Even though they are less efficient than metal collectors, plastic-panel and rubber-mat collectors are more commonly used. Plastic and rubber have thermal conductivities as much as 1,000 times lower than those of metals, so they require a larger collector surface area. However, since they are less expensive per ft2 than metal collectors, the overall capital cost is about the same, and they are not susceptible to corrosion from pH variations.

The life expectancy of collectors varies depending on the material they are made of. Plastic and rubber collectors should have UV inhibitors added to retard degradation from sunlight. They will typically last 10 to 15 years. Collectors that do not have any UV inhibitors may last only one year. Metal collectors will last decades if they are properly maintained.

Simple, low-cost, do-it-yourself systems can be made by simply laying out black plastic pipe in the sun. However, they may perform poorly compared to commercially available systems. Commercially available pool collectors must undergo stringent testing before they can be certified by the Solar Rating Certification Corporation (SRCC).

Collector and Pump Sizing A number of factors determine the amount of collector area required. These include temperature, wind speed, relative humidity and insolation (incident solar radiation) regimes; pool size, location, and exposure to the sun and wind; how often and during which months the pool is used; whether a pool cover is used (highly recommended); the type of collector; how warm the users want the pool to be; and how much of the heating demand the system is designed to meet.

Putting a Cover on Heat Loss

Pools lose heat through convection (evaporation) and radiation from the pool surface, and by conduction from the sides or walls of the pool. How much heat is lost at any given time is determined by water temperature; ambient air temperature, relative humidity, and pressure; effective ambient radiant temperature (mostly sky temperature); wind flow across the surface; user activity (splashing causes greater evaporation); and ground temperature. Exposure to sunlight and cloud density also affects outdoor pool heat loss.
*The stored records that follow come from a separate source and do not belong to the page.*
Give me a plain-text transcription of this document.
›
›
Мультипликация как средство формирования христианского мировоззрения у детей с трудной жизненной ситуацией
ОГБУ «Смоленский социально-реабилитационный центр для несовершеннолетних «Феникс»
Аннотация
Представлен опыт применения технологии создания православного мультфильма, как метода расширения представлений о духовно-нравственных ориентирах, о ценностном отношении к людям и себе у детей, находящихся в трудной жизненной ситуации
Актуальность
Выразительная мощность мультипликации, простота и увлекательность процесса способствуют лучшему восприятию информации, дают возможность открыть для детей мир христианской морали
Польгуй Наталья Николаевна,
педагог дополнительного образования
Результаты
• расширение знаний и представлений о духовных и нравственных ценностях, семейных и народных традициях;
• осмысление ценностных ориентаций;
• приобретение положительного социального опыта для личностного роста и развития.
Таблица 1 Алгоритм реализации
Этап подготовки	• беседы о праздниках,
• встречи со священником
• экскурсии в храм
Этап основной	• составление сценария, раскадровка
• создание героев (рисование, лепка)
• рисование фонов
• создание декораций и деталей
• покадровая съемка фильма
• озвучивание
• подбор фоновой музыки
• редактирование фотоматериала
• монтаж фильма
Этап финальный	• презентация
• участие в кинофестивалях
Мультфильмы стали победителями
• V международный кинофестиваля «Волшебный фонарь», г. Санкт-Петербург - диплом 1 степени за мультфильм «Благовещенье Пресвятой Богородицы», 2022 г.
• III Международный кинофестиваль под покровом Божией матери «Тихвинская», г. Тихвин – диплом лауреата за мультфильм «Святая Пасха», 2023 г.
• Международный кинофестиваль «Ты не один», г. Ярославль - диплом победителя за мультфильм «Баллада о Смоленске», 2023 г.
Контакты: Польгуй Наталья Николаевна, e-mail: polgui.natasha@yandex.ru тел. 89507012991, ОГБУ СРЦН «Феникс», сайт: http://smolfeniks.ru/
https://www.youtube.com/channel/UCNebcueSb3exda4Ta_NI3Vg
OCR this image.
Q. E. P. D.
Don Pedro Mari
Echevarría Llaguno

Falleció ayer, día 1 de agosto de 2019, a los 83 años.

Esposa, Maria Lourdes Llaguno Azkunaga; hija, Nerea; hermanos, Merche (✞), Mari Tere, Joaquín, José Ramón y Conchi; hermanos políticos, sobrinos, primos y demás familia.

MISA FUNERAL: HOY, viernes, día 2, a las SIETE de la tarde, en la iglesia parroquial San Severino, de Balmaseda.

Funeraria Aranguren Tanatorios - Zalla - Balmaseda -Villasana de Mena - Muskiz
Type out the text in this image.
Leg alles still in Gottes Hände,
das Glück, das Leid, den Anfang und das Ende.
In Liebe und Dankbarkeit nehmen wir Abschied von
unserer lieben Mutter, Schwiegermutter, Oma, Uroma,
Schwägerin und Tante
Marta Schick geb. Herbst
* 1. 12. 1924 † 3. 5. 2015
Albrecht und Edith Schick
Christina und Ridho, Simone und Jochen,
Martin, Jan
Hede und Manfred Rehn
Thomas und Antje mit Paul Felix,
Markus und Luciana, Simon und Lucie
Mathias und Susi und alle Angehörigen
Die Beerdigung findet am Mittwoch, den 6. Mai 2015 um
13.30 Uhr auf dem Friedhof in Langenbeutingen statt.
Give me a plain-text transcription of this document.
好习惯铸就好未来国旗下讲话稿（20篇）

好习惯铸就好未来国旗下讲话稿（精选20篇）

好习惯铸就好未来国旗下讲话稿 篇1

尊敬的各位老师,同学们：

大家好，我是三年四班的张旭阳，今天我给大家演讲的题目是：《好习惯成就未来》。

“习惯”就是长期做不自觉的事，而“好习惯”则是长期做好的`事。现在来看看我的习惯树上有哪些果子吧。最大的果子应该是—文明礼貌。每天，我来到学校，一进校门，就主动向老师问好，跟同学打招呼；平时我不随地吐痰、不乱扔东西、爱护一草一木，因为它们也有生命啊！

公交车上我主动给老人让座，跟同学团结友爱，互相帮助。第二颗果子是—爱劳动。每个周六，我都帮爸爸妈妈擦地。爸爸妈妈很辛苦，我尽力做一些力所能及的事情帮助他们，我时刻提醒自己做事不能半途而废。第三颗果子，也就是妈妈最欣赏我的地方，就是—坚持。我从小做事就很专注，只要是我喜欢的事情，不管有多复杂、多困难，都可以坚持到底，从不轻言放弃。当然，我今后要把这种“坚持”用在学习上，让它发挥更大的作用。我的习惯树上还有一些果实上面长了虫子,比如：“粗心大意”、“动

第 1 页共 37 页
On average, outdoor pools lose almost 90% of their heat from the water surface: 70% by evaporation, and 20% by radiation to the sky. About 10% is lost by conduction from the sides and bottom. Heat loss from indoor pools is similar, but is somewhat controlled by the operation of the air heating and cooling, ventilation, and humidity control systems. Only around 3% of the heat input is lost by conduction in indoor pools.

Clearly, reducing heat loss from the pool surface is the primary consideration. A pool cover is the easiest and least expensive way to do this and also reduce water loss. Studies using DOE's Energy Smart Pools software (see Pools Get RSPEC from DOE) indicate that pool covers reduce water consumption by 30%-50%. For example, a cover could save as much as 4,000 gallons of water per year that would otherwise evaporate from a 450 ft2 pool.

Energy savings from installing a pool cover vary with how often the cover is on. As a rough rule of thumb, a cover used 50% of the time will save about 50% of the heating energy, a cover used 70% of the time will result in about a 70% savings, and so on. A pool cover makes sense even on an unheated pool. In some climates, pools can be heated to 80oF during the day simply through the diligent use of a cover.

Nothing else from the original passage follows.